New races caused epidemics of yellow rust in Europe, East Africa and Central Asia in 2016

Two significant new races having unique yellow rust genotypes were detected across wide areas in Europe/North Africa and East Africa/Central Asia, respectively. One new race was detected in Morocco, Italy and countries in Northern Europe. Another new race of a unique genotype was prevalent in epidemics in Ethiopia, Uzbekistan and Afghanistan.

Photo by Cecilia Lerenius, Jordbruksverket, Sweden. Triticale2015 race on variety ‘Remiko’ grown under organic conditions. Click on photo to enlarge.

New races detected in 2016

Two important new races having unique molecular genotypes were detected across wide areas in Europe/North Africa and East Africa/Central Asia, respectively (Table 3 and Table 4). One of the races, temporarily designated “Pst(new)” was detected in Morocco, Italy and northern Europe, where sampling was done systematically in 2016. The race was most prevalent in Morocco, a non-epidemic situation during the drought in winter and spring in that area, and on Sicily in a severe epidemic situation, where yellow rust until recent years was considered insignificant. Isolates of this new race in Sicily and Morocco had a 100% genotype match. The same race was detected at low frequency in four countries in Northern Europe and all these isolates diverged by a single marker from the genotype detected in Sicily/Morocco.

Another race was detected for the first time in East Africa in the autumn of 2016, after being first detected in Afghanistan in 2012 and 2013 (temporarily designated “AF2012”). The race was prevalent in epidemics in Ethiopia, where a series of varieties became severely affected by yellow rust. All Isolates of the race shared molecular genotype, including isolates collected in Afghanistan and Uzbekistan in 2016, where yellow rust epidemics were widespread.

Other prevalent races in 2016

The PstS5 lineage with a complex virulence profile was prevalent in Central Asia, including Uzbekistan, which is in accordance with results from previous years, and the aggressive PstS2 with virulence to Yr27 was again detected across wide areas (Walter et al., 2016). The PstS6 race, which has previously been prevalent in East Africa, was in 2016 also detected in Afghanistan.    

In Europe, Warrior(-) was by far the most prevalent race, now being detected in several countries in East Europe and West Asia along with the original Warrior race (Tables 3 and 4) (Hovmøller et al., 2016). A new variant of Warrior(-) with additional virulence to variety ‘Ambition’ was detected in several countries, i.e., regular race typing cannot distinguish this new variant from isolates of the original Warrior race, emphasizing the advantage of integrating SSR genotyping and race typing activities. The triticale races, Triticale2006 and Triticale2015, which in general do not infect European winter wheat varieties, were detected on triticale and spring wheat in several countries. Both races have caused up to 100% yield loss in susceptible triticale varieties grown under organic conditions.

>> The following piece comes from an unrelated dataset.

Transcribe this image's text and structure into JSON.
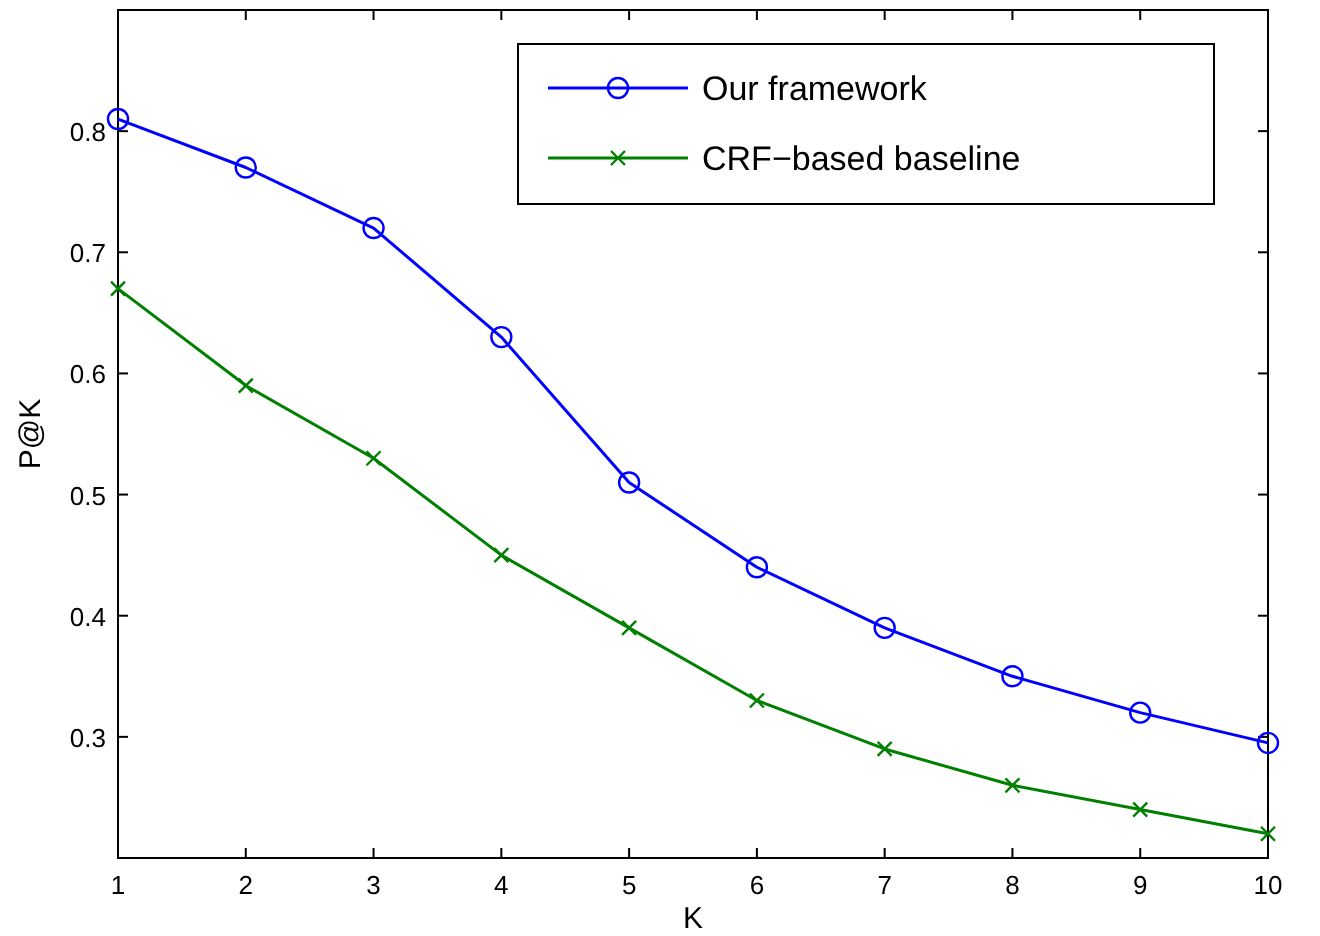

Race analyses were conducted according to Thach et al. (2015) and Sørensen et al. (2016)

Tables, maps and charts and full report

See the race analysis results here

See the genotype analysis results here

Find Yellow Rust Tools - Maps and charts here

Read the full report here


Prof. Mogens S. Hovmøller,

GRRC, Aarhus University



Hovmøller MS, Walter S, Bayles R, Hubbard A, Flath K, Sommerfeldt N, Leconte M, Rodriguez-Algaba J, Hansen JG, Lassen P, Justesen AF, Ali S, de Vallavieille-Pope C. 2016. Replacement of the european wheat yellow rust population by new races from the centre of diversity in the near-himalayan region. Plant Pathology 65: 402-411.

Sørensen, CK, Thach T, and Hovmøller MS. 2016. Evaluation of spray and point inoculation methods for the phenotyping of Puccinia striiformis on wheat. Plant Disease 100:1064-1070.

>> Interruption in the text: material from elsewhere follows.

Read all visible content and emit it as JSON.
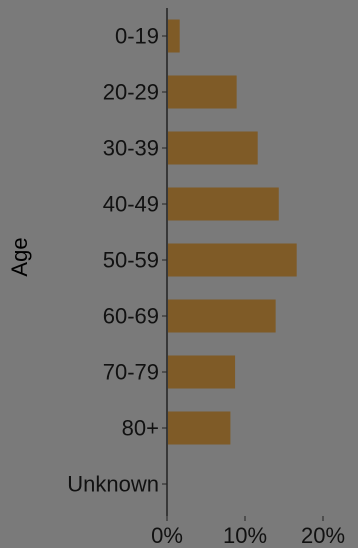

Thach T, Ali S, Rodriguez-Algaba J, Justesen AF, Hovmøller MS. 2015. Recovery and virulence phenotyping of the historic ‘Stubbs collection’ of the yellow rust fungus Puccinia striiformis from wheat. Ann Appl Biol, 167: 314–326. 

Walter S, Ali S, Kemen E, Nazari K, Bahri B, Enjalbert, Hansen, JG, Brown JK, Sicheritz-Pontén T, Jones J, de Vallvieille-Pope C, Hovmøller MS, Justesen AF. 2016. Molecular markers for tracking the origin and worldwide distribution of invasive strains of Puccinia striiformis. Ecol Evol, 6: 2790–2804.